Les épaules baissées, il se lève et finit par parvenir à articuler quelques mots.
— Vous permettez que j’aille au moins enfiler un pull ?
Guillaume, toujours assis, se contente de hausser les épaules. Il observe l’homme à la maigreur maladive se lever avec un profond sentiment de dégoût.
Quel gâchis ! L’image de Mathis se superpose à celle de son fils. La peur l’assaille. Maintenant qu’il a reconstitué les pièces du puzzle, il est assailli par la peur et l’écœurement.
Un concours de circonstances absolument tragique a placé cet adolescent sans histoire, qui avait toute la vie devant lui, dans la trajectoire d’un homme rongé par le désir de vengeance.
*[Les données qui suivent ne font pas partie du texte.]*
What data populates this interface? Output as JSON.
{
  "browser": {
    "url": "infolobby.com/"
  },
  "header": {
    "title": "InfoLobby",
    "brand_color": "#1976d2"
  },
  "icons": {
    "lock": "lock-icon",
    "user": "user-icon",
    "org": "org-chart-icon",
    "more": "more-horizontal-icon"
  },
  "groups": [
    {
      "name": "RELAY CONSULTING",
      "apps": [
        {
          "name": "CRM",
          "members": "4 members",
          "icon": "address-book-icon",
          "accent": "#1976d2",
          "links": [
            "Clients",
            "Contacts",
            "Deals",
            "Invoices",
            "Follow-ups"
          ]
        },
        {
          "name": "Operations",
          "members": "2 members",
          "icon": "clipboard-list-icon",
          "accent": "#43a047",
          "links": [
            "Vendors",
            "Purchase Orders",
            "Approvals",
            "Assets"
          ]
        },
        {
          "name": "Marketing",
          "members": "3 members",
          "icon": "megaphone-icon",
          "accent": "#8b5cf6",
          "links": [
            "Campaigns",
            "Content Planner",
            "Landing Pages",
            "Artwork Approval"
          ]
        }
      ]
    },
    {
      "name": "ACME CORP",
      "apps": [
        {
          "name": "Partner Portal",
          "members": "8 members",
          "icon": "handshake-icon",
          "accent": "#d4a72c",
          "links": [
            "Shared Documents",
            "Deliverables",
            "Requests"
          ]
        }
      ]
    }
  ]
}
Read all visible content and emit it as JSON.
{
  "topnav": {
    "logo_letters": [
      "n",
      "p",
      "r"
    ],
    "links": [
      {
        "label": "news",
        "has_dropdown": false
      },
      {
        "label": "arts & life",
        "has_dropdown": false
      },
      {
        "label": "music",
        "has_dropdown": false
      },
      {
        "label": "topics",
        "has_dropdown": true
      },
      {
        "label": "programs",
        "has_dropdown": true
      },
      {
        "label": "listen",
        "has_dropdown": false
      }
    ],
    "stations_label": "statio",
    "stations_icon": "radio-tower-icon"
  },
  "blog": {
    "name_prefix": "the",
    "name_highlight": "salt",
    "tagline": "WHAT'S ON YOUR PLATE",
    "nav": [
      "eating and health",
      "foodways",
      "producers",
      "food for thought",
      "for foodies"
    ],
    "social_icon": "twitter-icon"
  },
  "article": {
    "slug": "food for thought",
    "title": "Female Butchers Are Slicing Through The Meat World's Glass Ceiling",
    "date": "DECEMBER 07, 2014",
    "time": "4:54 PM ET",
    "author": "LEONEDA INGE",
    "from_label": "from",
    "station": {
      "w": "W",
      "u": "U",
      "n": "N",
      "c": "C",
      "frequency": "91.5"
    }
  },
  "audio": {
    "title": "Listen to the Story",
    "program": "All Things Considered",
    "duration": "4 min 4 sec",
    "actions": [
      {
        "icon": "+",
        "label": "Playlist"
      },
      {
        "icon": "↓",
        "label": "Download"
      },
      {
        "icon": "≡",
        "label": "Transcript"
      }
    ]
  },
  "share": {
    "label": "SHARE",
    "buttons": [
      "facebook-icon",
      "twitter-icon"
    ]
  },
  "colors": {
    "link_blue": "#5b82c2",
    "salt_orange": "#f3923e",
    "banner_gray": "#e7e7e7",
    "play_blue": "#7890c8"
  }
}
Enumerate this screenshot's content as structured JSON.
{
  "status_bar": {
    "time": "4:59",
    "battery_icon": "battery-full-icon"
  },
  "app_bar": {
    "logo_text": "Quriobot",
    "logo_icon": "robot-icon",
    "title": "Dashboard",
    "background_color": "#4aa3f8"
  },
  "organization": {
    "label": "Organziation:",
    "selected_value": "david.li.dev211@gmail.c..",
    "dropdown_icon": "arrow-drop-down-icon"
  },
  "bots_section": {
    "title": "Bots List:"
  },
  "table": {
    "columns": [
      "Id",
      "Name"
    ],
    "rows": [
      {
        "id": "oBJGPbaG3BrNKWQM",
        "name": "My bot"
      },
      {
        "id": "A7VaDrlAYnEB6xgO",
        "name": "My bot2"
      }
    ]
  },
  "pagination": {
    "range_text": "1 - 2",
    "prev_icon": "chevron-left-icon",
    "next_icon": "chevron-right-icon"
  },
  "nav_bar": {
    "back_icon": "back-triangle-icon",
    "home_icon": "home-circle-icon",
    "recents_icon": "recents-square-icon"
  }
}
Une véritable tragédie qui a fait du jeune Mathis la victime collatérale d’une histoire qui le dépassait.
Un frisson le parcourt.
C’est un courant d’air qui traverse la pièce, suivi de près par le bruit d’un son étouffé.
Paniqué, Guillaume se lève et se rue dans la chambre.
Trop tard.
La fenêtre est ouverte, la pièce est vide.
Perney n’a pas besoin de regarder ce qui se trouve en bas de l’immeuble. Les cris qui viennent de la rue le lui confirment.
Thibault, rongé par la culpabilité de la mort de sa sœur, et désormais par son échec de ne pas avoir pu la venger, vient de la rejoindre en se jetant du sixième étage.